I was about six when Michael was the hottest thing on TV and the radio. I remember watching the premiere of the Thriller video with my teenage cousins. If I'm not mistaken, there was even a Michael Jackson dance-alike contest on Eat Bulaga. My brother and I would put medals and pieces of colored cloth on our shirts and dance in front of the TV imitating Michael. One time I almost got into serious trouble for attempting to filch a stick of gum from a vendor outside our school (the gum included a free Michael Jackson card).

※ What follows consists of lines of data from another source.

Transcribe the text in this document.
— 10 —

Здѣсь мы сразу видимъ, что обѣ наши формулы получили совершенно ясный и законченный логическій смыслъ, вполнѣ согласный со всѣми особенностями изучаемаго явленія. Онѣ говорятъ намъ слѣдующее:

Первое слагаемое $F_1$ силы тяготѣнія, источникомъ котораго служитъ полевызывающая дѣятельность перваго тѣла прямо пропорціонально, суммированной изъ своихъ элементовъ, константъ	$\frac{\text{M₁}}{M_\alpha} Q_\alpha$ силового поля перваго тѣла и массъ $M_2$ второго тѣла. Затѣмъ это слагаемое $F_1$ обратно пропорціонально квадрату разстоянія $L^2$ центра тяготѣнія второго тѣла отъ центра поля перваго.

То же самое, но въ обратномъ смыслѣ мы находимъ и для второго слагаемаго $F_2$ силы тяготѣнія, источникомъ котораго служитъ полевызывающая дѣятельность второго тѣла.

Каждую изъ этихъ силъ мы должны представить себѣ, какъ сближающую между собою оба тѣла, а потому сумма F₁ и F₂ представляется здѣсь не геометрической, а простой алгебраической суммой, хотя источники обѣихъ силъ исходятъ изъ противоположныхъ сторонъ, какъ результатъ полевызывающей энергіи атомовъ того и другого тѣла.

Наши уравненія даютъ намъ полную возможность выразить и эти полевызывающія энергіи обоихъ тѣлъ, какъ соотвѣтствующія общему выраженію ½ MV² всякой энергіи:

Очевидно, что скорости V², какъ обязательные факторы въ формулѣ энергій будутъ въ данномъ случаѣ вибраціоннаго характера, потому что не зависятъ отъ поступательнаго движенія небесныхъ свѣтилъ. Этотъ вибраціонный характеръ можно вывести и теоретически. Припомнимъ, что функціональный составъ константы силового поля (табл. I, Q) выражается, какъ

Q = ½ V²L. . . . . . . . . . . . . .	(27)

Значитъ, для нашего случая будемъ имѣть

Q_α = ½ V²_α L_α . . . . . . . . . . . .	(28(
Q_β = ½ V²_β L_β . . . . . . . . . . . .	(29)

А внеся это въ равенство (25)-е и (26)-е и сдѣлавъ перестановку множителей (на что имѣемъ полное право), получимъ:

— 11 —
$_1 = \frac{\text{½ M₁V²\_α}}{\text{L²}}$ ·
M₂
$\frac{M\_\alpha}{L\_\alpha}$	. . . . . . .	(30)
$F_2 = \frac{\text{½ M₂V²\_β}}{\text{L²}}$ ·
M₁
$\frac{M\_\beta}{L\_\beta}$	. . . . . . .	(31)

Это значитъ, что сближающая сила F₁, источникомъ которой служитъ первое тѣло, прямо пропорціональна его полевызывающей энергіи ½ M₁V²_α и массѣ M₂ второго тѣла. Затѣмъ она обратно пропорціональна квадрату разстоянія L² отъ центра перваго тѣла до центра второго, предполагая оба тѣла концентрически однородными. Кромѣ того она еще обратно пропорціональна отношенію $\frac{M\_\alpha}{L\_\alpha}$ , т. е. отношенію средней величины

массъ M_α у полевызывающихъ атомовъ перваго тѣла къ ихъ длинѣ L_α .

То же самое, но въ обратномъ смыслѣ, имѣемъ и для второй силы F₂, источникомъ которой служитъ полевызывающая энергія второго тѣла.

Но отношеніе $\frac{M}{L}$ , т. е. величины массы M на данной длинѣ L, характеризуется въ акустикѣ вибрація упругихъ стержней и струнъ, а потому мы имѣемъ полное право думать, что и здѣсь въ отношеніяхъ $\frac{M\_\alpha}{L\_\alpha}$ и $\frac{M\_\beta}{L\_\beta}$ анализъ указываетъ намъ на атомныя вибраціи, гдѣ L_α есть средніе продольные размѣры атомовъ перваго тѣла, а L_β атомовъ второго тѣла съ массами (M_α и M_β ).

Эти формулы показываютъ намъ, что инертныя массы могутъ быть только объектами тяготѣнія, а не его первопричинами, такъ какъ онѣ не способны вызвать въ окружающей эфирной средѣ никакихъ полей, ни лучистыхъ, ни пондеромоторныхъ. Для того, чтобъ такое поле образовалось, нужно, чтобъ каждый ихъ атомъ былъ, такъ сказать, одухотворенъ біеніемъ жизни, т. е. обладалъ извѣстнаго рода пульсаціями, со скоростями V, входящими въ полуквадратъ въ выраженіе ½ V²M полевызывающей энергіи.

Of course I also got a cassette copy of the Thriller album. As a boy, songs like "Wanna Be Startin' Somethin'," "P.Y.T.," and of course "Billie Jean" became the soundtrack of my life at that time. One day I got the shock of my life when I saw my younger brother taping over "Billie Jean," singing "Dear Mama" (the theme song for a Regal movie showing that time) in front of the cassette recorder. Playing back the tape, I also heard my father convincing my brother to, was it to take a bath or to eat, I don't remember exactly. And I think there was also me shouting and turning off the machine. Well, my father's dead and my brother has gotten married and probably doesn't remember this incident. But the tape has survived, kept in a box at home, the memories alive like Michael and his music will forever be.